On 11/01/2016 07:28 AM, test wrote:
> Hi Martin,
> thanks for this analysis, i really appreciate it. you did proof that, as
> you said "1.2000000000000002 *is* the correct answer for 1.19 roundTo:
> 0.1.". please excuse me - i seriously think it was very friendly of you
> to do this detailed analysis -, but my argument never was, that if i use
> Float>roundTo: this produces problematic floating-point-errors. if it
> produces floating-point-errors they wouldnt be unexpected. i thought
> this would be clear from my previous posts. what i tried to say is, that
> i am a simple user and pharo shouldnt expect from me, that i know, that
> if i want a result looking a bit more like 1.2, i should use "(x
> asFraction roundTo:(1/10))asFloat" instead of "x roundTo:0.1". the
> #round: method circumvents the irritating part of Float calcs imo in an
> inexpensive way, and rounding numbers is imo not a very exotic task, but
> to presume that i figure out (x asFraction roundTo:(1/10))asFloat by
> myself is simply expecting too much from me. otoh now i that i know how
> to do it, it's not a problem for me, if the majority wants to deprecate
> #roundTo:.
> Thank you again for the careful analysis
> werner

Hi Werner,

Thanks for your comments.

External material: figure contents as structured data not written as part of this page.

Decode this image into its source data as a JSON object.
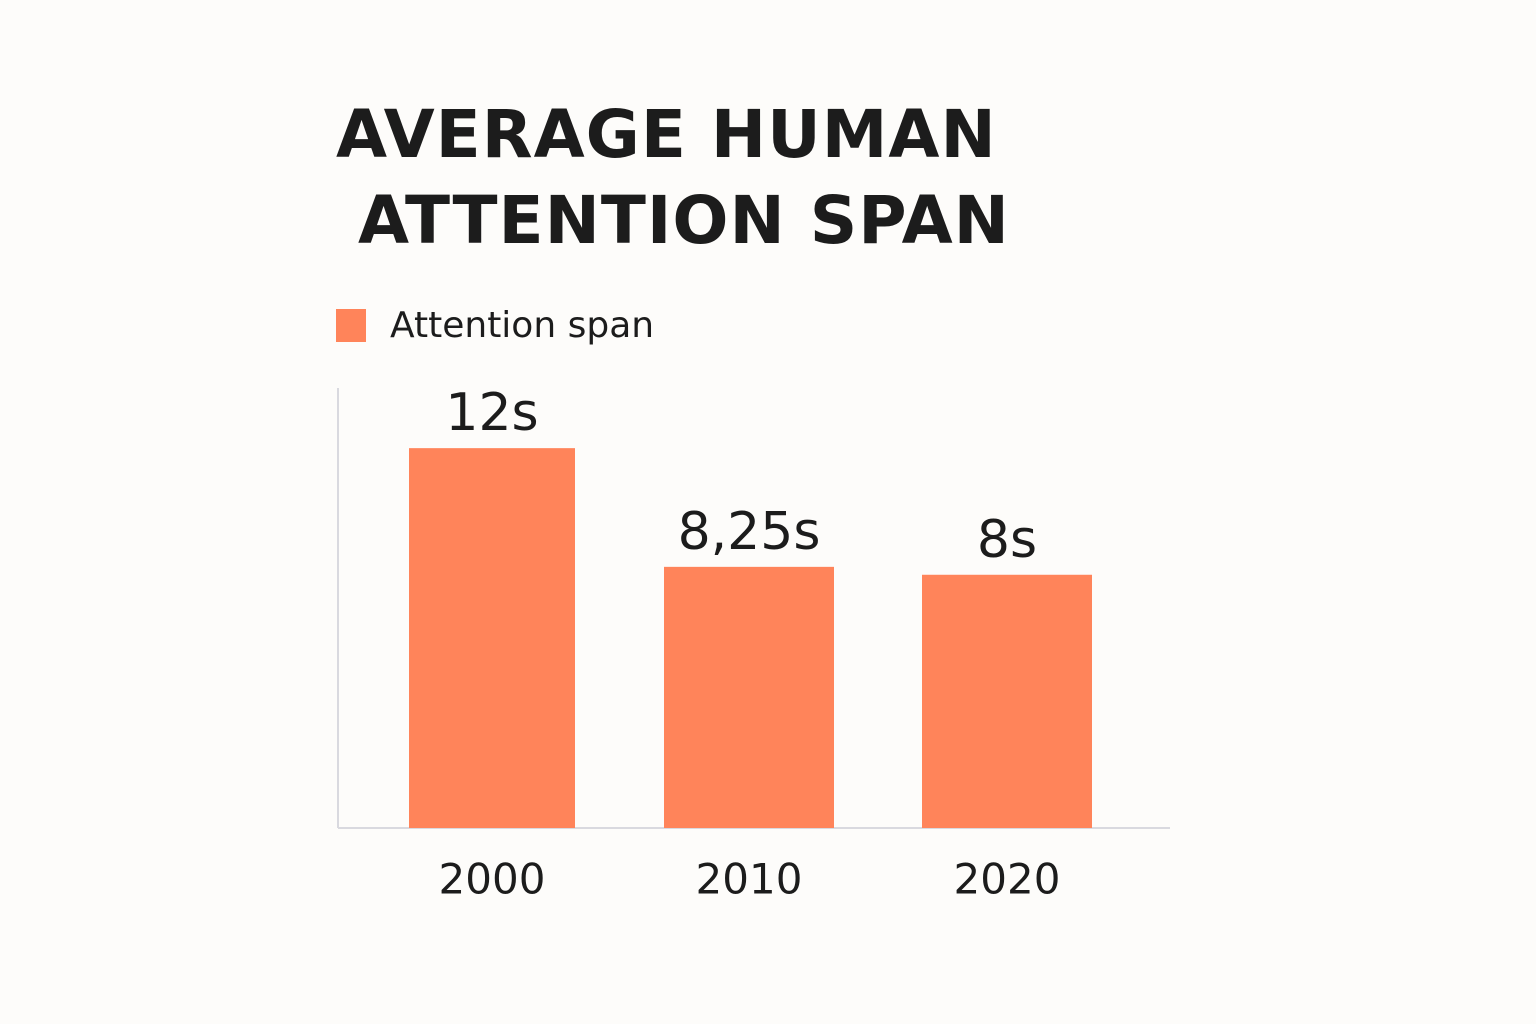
{
  "colors": {
    "bar": "#ff845a",
    "axis": "#d9d9df",
    "text": "#1c1c1c"
  },
  "chart_data": {
    "type": "bar",
    "title_lines": [
      "AVERAGE HUMAN",
      "ATTENTION SPAN"
    ],
    "legend": {
      "entries": [
        "Attention span"
      ],
      "placement": "top-left"
    },
    "categories": [
      "2000",
      "2010",
      "2020"
    ],
    "series": [
      {
        "name": "Attention span",
        "values": [
          12,
          8.25,
          8
        ],
        "labels": [
          "12s",
          "8,25s",
          "8s"
        ]
      }
    ],
    "ylim": [
      0,
      13.9
    ],
    "grid": false,
    "xlabel": "",
    "ylabel": ""
  }
}
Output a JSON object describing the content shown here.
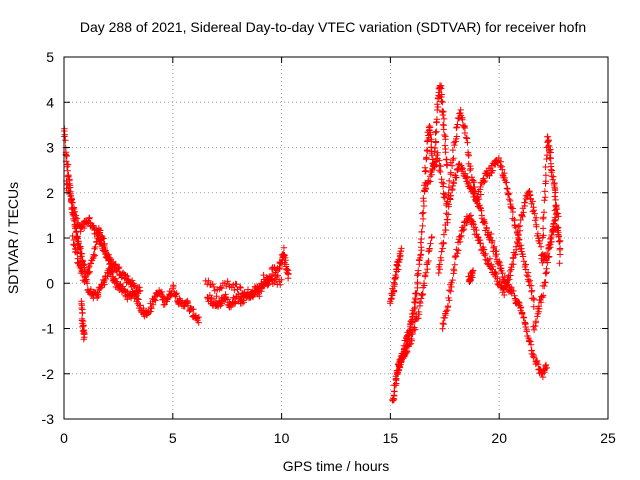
{
  "chart_data": {
    "type": "scatter",
    "title": "Day 288 of 2021, Sidereal Day-to-day VTEC variation (SDTVAR) for receiver hofn",
    "xlabel": "GPS time / hours",
    "ylabel": "SDTVAR / TECUs",
    "xlim": [
      0,
      25
    ],
    "ylim": [
      -3,
      5
    ],
    "xticks": [
      "0",
      "5",
      "10",
      "15",
      "20",
      "25"
    ],
    "yticks": [
      "-3",
      "-2",
      "-1",
      "0",
      "1",
      "2",
      "3",
      "4",
      "5"
    ],
    "grid": true,
    "marker": "plus",
    "color": "#ff0000",
    "series": [
      {
        "name": "SDTVAR",
        "segments": [
          {
            "x": [
              0.0,
              0.1,
              0.2,
              0.3,
              0.4,
              0.5,
              0.6,
              0.7,
              0.8,
              0.9,
              1.0,
              1.2,
              1.4,
              1.6,
              1.8,
              2.0,
              2.2,
              2.4,
              2.6,
              2.8,
              3.0,
              3.2,
              3.4,
              3.6,
              3.8,
              4.0,
              4.2,
              4.4,
              4.6,
              4.8,
              5.0,
              5.2,
              5.4,
              5.6,
              5.8,
              6.0,
              6.2
            ],
            "y": [
              3.4,
              2.8,
              2.4,
              2.0,
              1.6,
              1.3,
              1.0,
              0.8,
              0.6,
              0.4,
              0.2,
              0.3,
              0.7,
              1.2,
              0.9,
              0.5,
              0.2,
              0.0,
              -0.1,
              -0.2,
              -0.3,
              -0.2,
              -0.4,
              -0.6,
              -0.7,
              -0.5,
              -0.3,
              -0.2,
              -0.4,
              -0.3,
              -0.1,
              -0.3,
              -0.5,
              -0.4,
              -0.6,
              -0.7,
              -0.8
            ]
          },
          {
            "x": [
              0.1,
              0.3,
              0.5,
              0.7,
              0.9,
              1.1,
              1.3,
              1.5,
              1.7,
              1.9,
              2.1,
              2.3,
              2.5,
              2.7,
              2.9,
              3.1,
              3.3,
              3.5
            ],
            "y": [
              2.2,
              1.9,
              1.5,
              1.2,
              1.3,
              1.4,
              1.3,
              1.1,
              0.9,
              0.7,
              0.5,
              0.4,
              0.3,
              0.2,
              0.1,
              0.0,
              -0.1,
              -0.2
            ]
          },
          {
            "x": [
              0.4,
              0.6,
              0.8,
              1.0,
              1.2,
              1.4,
              1.6,
              1.8,
              2.0,
              2.2
            ],
            "y": [
              1.0,
              0.6,
              0.3,
              0.0,
              -0.2,
              -0.3,
              -0.2,
              0.0,
              0.2,
              0.3
            ]
          },
          {
            "x": [
              0.8,
              0.85,
              0.9,
              0.95
            ],
            "y": [
              -0.4,
              -0.8,
              -1.1,
              -1.2
            ]
          },
          {
            "x": [
              6.6,
              6.8,
              7.0,
              7.2,
              7.4,
              7.6,
              7.8,
              8.0,
              8.2,
              8.4,
              8.6,
              8.8,
              9.0,
              9.2,
              9.4,
              9.6,
              9.8,
              10.0,
              10.1,
              10.2,
              10.3
            ],
            "y": [
              -0.3,
              -0.4,
              -0.5,
              -0.4,
              -0.3,
              -0.5,
              -0.4,
              -0.3,
              -0.4,
              -0.2,
              -0.3,
              -0.1,
              -0.2,
              0.1,
              0.0,
              0.3,
              0.2,
              0.5,
              0.7,
              0.4,
              0.2
            ]
          },
          {
            "x": [
              6.5,
              7.0,
              7.5,
              8.0,
              8.5,
              9.0,
              9.5,
              10.0
            ],
            "y": [
              0.1,
              -0.2,
              0.0,
              -0.1,
              -0.3,
              -0.1,
              0.1,
              0.0
            ]
          },
          {
            "x": [
              15.1,
              15.2,
              15.3,
              15.4,
              15.5,
              15.6,
              15.7,
              15.8,
              15.9,
              16.0,
              16.1,
              16.2,
              16.3,
              16.4,
              16.5,
              16.6,
              16.7,
              16.8,
              16.9,
              17.0,
              17.1,
              17.2,
              17.3,
              17.4,
              17.5,
              17.6
            ],
            "y": [
              -2.6,
              -2.3,
              -2.0,
              -1.8,
              -1.7,
              -1.5,
              -1.3,
              -1.2,
              -1.0,
              -0.8,
              -0.5,
              -0.2,
              0.3,
              0.8,
              1.6,
              2.4,
              3.1,
              3.5,
              3.0,
              2.5,
              3.4,
              4.1,
              4.4,
              3.8,
              3.2,
              2.6
            ]
          },
          {
            "x": [
              15.0,
              15.1,
              15.2,
              15.3,
              15.4,
              15.5
            ],
            "y": [
              -0.4,
              -0.2,
              0.0,
              0.3,
              0.5,
              0.7
            ]
          },
          {
            "x": [
              15.3,
              15.5,
              15.7,
              15.9,
              16.1,
              16.3,
              16.5,
              16.7,
              16.9
            ],
            "y": [
              -2.0,
              -1.7,
              -1.5,
              -1.3,
              -1.0,
              -0.6,
              -0.2,
              0.4,
              1.0
            ]
          },
          {
            "x": [
              16.6,
              16.8,
              17.0,
              17.2,
              17.4,
              17.6,
              17.8,
              18.0,
              18.2,
              18.4,
              18.6,
              18.8,
              19.0,
              19.2,
              19.4,
              19.6,
              19.8,
              20.0,
              20.2,
              20.4,
              20.6,
              20.8,
              21.0,
              21.2,
              21.4,
              21.6,
              21.8,
              22.0,
              22.2
            ],
            "y": [
              2.0,
              2.3,
              2.6,
              2.8,
              2.2,
              1.6,
              2.6,
              3.2,
              3.8,
              3.5,
              2.8,
              2.2,
              1.8,
              1.5,
              1.2,
              1.0,
              0.7,
              0.4,
              0.1,
              -0.1,
              -0.2,
              -0.4,
              -0.6,
              -0.9,
              -1.3,
              -1.6,
              -1.9,
              -2.0,
              -1.8
            ]
          },
          {
            "x": [
              17.2,
              17.4,
              17.6,
              17.8,
              18.0,
              18.2,
              18.4,
              18.6,
              18.8,
              19.0,
              19.2,
              19.4,
              19.6,
              19.8,
              20.0,
              20.2,
              20.4,
              20.6,
              20.8,
              21.0,
              21.2,
              21.4,
              21.6
            ],
            "y": [
              0.2,
              0.8,
              1.4,
              2.0,
              2.4,
              2.6,
              2.4,
              2.2,
              2.0,
              1.8,
              2.2,
              2.4,
              2.5,
              2.6,
              2.7,
              2.4,
              2.0,
              1.6,
              1.2,
              0.8,
              0.4,
              0.0,
              -0.5
            ]
          },
          {
            "x": [
              17.4,
              17.6,
              17.8,
              18.0,
              18.2,
              18.4,
              18.6,
              18.8,
              19.0,
              19.2,
              19.4,
              19.6,
              19.8,
              20.0,
              20.2,
              20.4,
              20.6,
              20.8,
              21.0,
              21.2,
              21.4,
              21.6,
              21.8,
              22.0,
              22.2,
              22.4,
              22.6,
              22.8
            ],
            "y": [
              -1.0,
              -0.6,
              0.0,
              0.6,
              1.0,
              1.3,
              1.5,
              1.3,
              1.0,
              0.8,
              0.6,
              0.4,
              0.2,
              0.0,
              -0.2,
              0.0,
              0.4,
              0.8,
              1.4,
              1.8,
              2.0,
              1.6,
              1.0,
              0.5,
              0.6,
              1.0,
              1.4,
              0.8
            ]
          },
          {
            "x": [
              18.6,
              18.7,
              18.8
            ],
            "y": [
              0.1,
              0.15,
              0.2
            ]
          },
          {
            "x": [
              22.0,
              22.1,
              22.2,
              22.3,
              22.4,
              22.5,
              22.6,
              22.7,
              22.8
            ],
            "y": [
              1.0,
              2.0,
              3.2,
              3.0,
              2.6,
              2.2,
              1.8,
              1.4,
              0.5
            ]
          },
          {
            "x": [
              21.6,
              21.8,
              22.0,
              22.2,
              22.4,
              22.6
            ],
            "y": [
              -1.0,
              -0.6,
              -0.2,
              0.4,
              1.0,
              1.6
            ]
          }
        ]
      }
    ]
  }
}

I posted the analysis because I did the
analysis (and thought some others might want to see it), and I did the
analysis because I wanted to find out whether that answer was right.
Some Smalltalks are pretty bad in similar areas of Float handling.


But aside from all the fine points, if you want a floating-point number
to "look" nice and human-readable,
(x asFraction roundTo:(1/10))asFloat
will work, but I still recommend not rounding the number itself, but
rounding the printing of the number. This is not a Pharo thing, it's an
any-language-with-floats thing. In C you have printf, etc. In Pharo, you
can use for instance:

  1.19 printShowingDecimalPlaces: 1  ==> '1.2'

This makes it easier for someone reading the code to see the intent.